Stephen Kinsella has kindly agreed to write a short article for us about his new book Quick Win Economics. This is a great book for those who want to explore economics in the context of daily life.
QUICK WIN ECONOMICS, Oaktree Press, 2011
by Stephen Kinsella, Lecturer in Economics, University of Limerick.
Q: What is this book about?
Quickwin Economics looks at the 100 most common questions asked in economics and gives short, commonsense answers, normally with a chart, graph, or example to back these answers up. The emphasis is on rapid understanding of the key elements of an idea, with links to further readings, other important concepts, or real world examples given just after every entry.
Q: Who is it for?
The book is written to be halfway between a Wikipedia entry and a textbook. It portrays economics as an unfinished conversation rather than a canon of knowledge. Economics as it exists today is as full of contradictions as it is full of promise and insight. Readers will get a sense of this from the book.
Q: Can you give us a feel for the book?
Sure. Here’s something I wrote for the book about Monetary Policy. It’s an extra entry, but you’ll get the idea of the book right away.
Can the government manage the economy through monetary policy?
Monetary policy is a set of tools that governments use to control the levels of spending in an economy. By setting interest rates and reserve rates on levels of funds that banks must have to meet withdrawals, by buying and selling government-backed securities, by deciding how much money to allow into circulation, and by providing credit to private banks, central banks use the instruments of monetary policy to try and keep the economy ‘on track’.
So, if the economy is in a slump, central banks can reduce the interest rates at which they lend money to private banks, allowing private banks to lend more cheaply, so increasing the amount of credit in the productive parts of the economy, because banks lend more to more people, and the economy gets stimulated.
If the economy is going ‘off track’, and inflation is rising as a result, then the central bank can increase interest rates to private banks, making loans more expensive, and ensuring the economy stays ‘on track’, that is, close to its potential output.
If the central bank wants to reduce the money supply, it can start selling long-dated bonds to the public (usually via private banks and lending institutions), which buyers pay for by using their deposits of cash. Banks thus have less money on their books to lend with, and so the volume of lending drops, followed (in theory) by a drop in productive activity in the real economy.
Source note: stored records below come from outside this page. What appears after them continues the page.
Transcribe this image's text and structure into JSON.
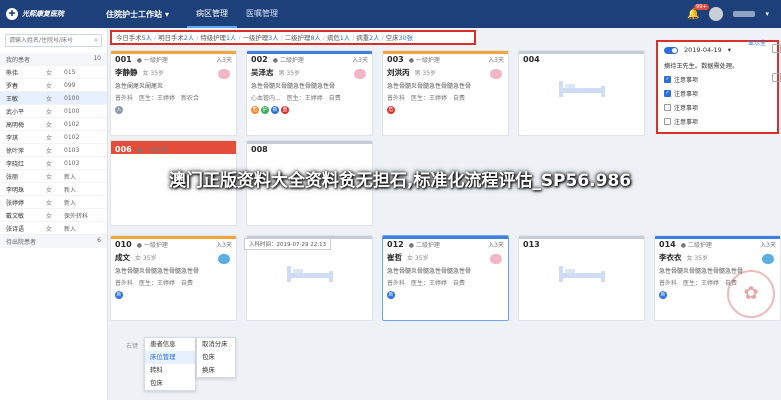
{
  "app": {
    "brand": "光熙康复医院",
    "title": "住院护士工作站",
    "nav": [
      "病区管理",
      "医嘱管理"
    ],
    "notif_count": "99+"
  },
  "sidebar": {
    "search_placeholder": "请输入姓名/住院号/床号",
    "section_in": "我的患者",
    "section_in_count": "10",
    "patients": [
      {
        "name": "熊伟",
        "sex": "女",
        "bed": "015"
      },
      {
        "name": "罗春",
        "sex": "女",
        "bed": "099"
      },
      {
        "name": "王敏",
        "sex": "女",
        "bed": "0100"
      },
      {
        "name": "武小平",
        "sex": "女",
        "bed": "0100"
      },
      {
        "name": "高明梅",
        "sex": "女",
        "bed": "0102"
      },
      {
        "name": "李琪",
        "sex": "女",
        "bed": "0102"
      },
      {
        "name": "徐叶萍",
        "sex": "女",
        "bed": "0103"
      },
      {
        "name": "李晓红",
        "sex": "女",
        "bed": "0103"
      },
      {
        "name": "张丽",
        "sex": "女",
        "bed": "新入"
      },
      {
        "name": "李明珠",
        "sex": "女",
        "bed": "新入"
      },
      {
        "name": "张婷婷",
        "sex": "女",
        "bed": "新入"
      },
      {
        "name": "戴文敏",
        "sex": "女",
        "bed": "保外转科"
      },
      {
        "name": "张诗语",
        "sex": "女",
        "bed": "新入"
      }
    ],
    "section_wait": "待出院患者",
    "section_wait_count": "6"
  },
  "summary": {
    "items": [
      {
        "label": "今日手术",
        "value": "5人"
      },
      {
        "label": "明日手术",
        "value": "2人"
      },
      {
        "label": "特级护理",
        "value": "1人"
      },
      {
        "label": "一级护理",
        "value": "3人"
      },
      {
        "label": "二级护理",
        "value": "8人"
      },
      {
        "label": "病危",
        "value": "1人"
      },
      {
        "label": "病重",
        "value": "2人"
      },
      {
        "label": "空床",
        "value": "30张"
      }
    ]
  },
  "cards": [
    {
      "bed": "001",
      "level": "一级护理",
      "days": "入3天",
      "name": "李静静",
      "info": "女 35岁",
      "diag": "急性阑尾炎阑尾炎",
      "dept": "普外科",
      "doctor": "医生：王婷婷",
      "note": "新农合"
    },
    {
      "bed": "002",
      "level": "二级护理",
      "days": "入3天",
      "name": "吴泽志",
      "info": "男 35岁",
      "diag": "急性骨髓炎骨髓急性骨髓急性骨",
      "dept": "心血管内...",
      "doctor": "医生：王婷婷",
      "note": "自费"
    },
    {
      "bed": "003",
      "level": "一级护理",
      "days": "入3天",
      "name": "刘洪丙",
      "info": "男 35岁",
      "diag": "急性骨髓炎骨髓急性骨髓急性骨",
      "dept": "普外科",
      "doctor": "医生：王婷婷",
      "note": "自费"
    },
    {
      "bed": "004"
    },
    {
      "bed": "006",
      "level": "一级护理"
    },
    {
      "bed": "008"
    },
    {
      "bed": "010",
      "level": "一级护理",
      "days": "入3天",
      "name": "成文",
      "info": "女 35岁",
      "diag": "急性骨髓炎骨髓急性骨髓急性骨",
      "dept": "普外科",
      "doctor": "医生：王婷婷",
      "note": "自费"
    },
    {
      "bed": "011"
    },
    {
      "bed": "012",
      "level": "二级护理",
      "days": "入3天",
      "name": "崔哲",
      "info": "女 35岁",
      "diag": "急性骨髓炎骨髓急性骨髓急性骨",
      "dept": "普外科",
      "doctor": "医生：王婷婷",
      "note": "自费"
    },
    {
      "bed": "013"
    },
    {
      "bed": "014",
      "level": "二级护理",
      "days": "入3天",
      "name": "李衣衣",
      "info": "女 35岁",
      "diag": "急性骨髓炎骨髓急性骨髓急性骨",
      "dept": "普外科",
      "doctor": "医生：王婷婷",
      "note": "自费"
    }
  ],
  "todo": {
    "date": "2019-04-19",
    "show_label": "显示全",
    "greeting": "摘待王先生。数据需处理。",
    "items": [
      "注意事项",
      "注意事项",
      "注意事项",
      "注意事项"
    ]
  },
  "tooltip": "入科时间：2019-07-29  22:13",
  "context_menu": {
    "hint": "右键",
    "menu1": [
      "患者信息",
      "床位管理",
      "转科",
      "包床"
    ],
    "menu2": [
      "取消分床",
      "包床",
      "换床"
    ]
  },
  "watermark": "澳门正版资料大全资料贫无担石,标准化流程评估_SP56.986",
  "colors": {
    "accent": "#2a6fdb",
    "header": "#1d3f7a",
    "alert": "#d9302c",
    "level1": "#f0a63a",
    "level2": "#3f7fe0"
  }
}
Monetary policy is not a science, but rather an art – and does not always work as intended. In an era of globalised money, the inflows and outflows of currency make operating a domestic monetary policy extremely difficult, even for a large country like the United States. There are many other difficulties besides, including lags between the setting of monetary policy in a central bank, and its effect on the real world, and the existence of financial ‘innovation’, where private banks and lending institutions produce ‘new’ and unregulated financial products, which make the imposition of credit controls very difficult, if not impossible.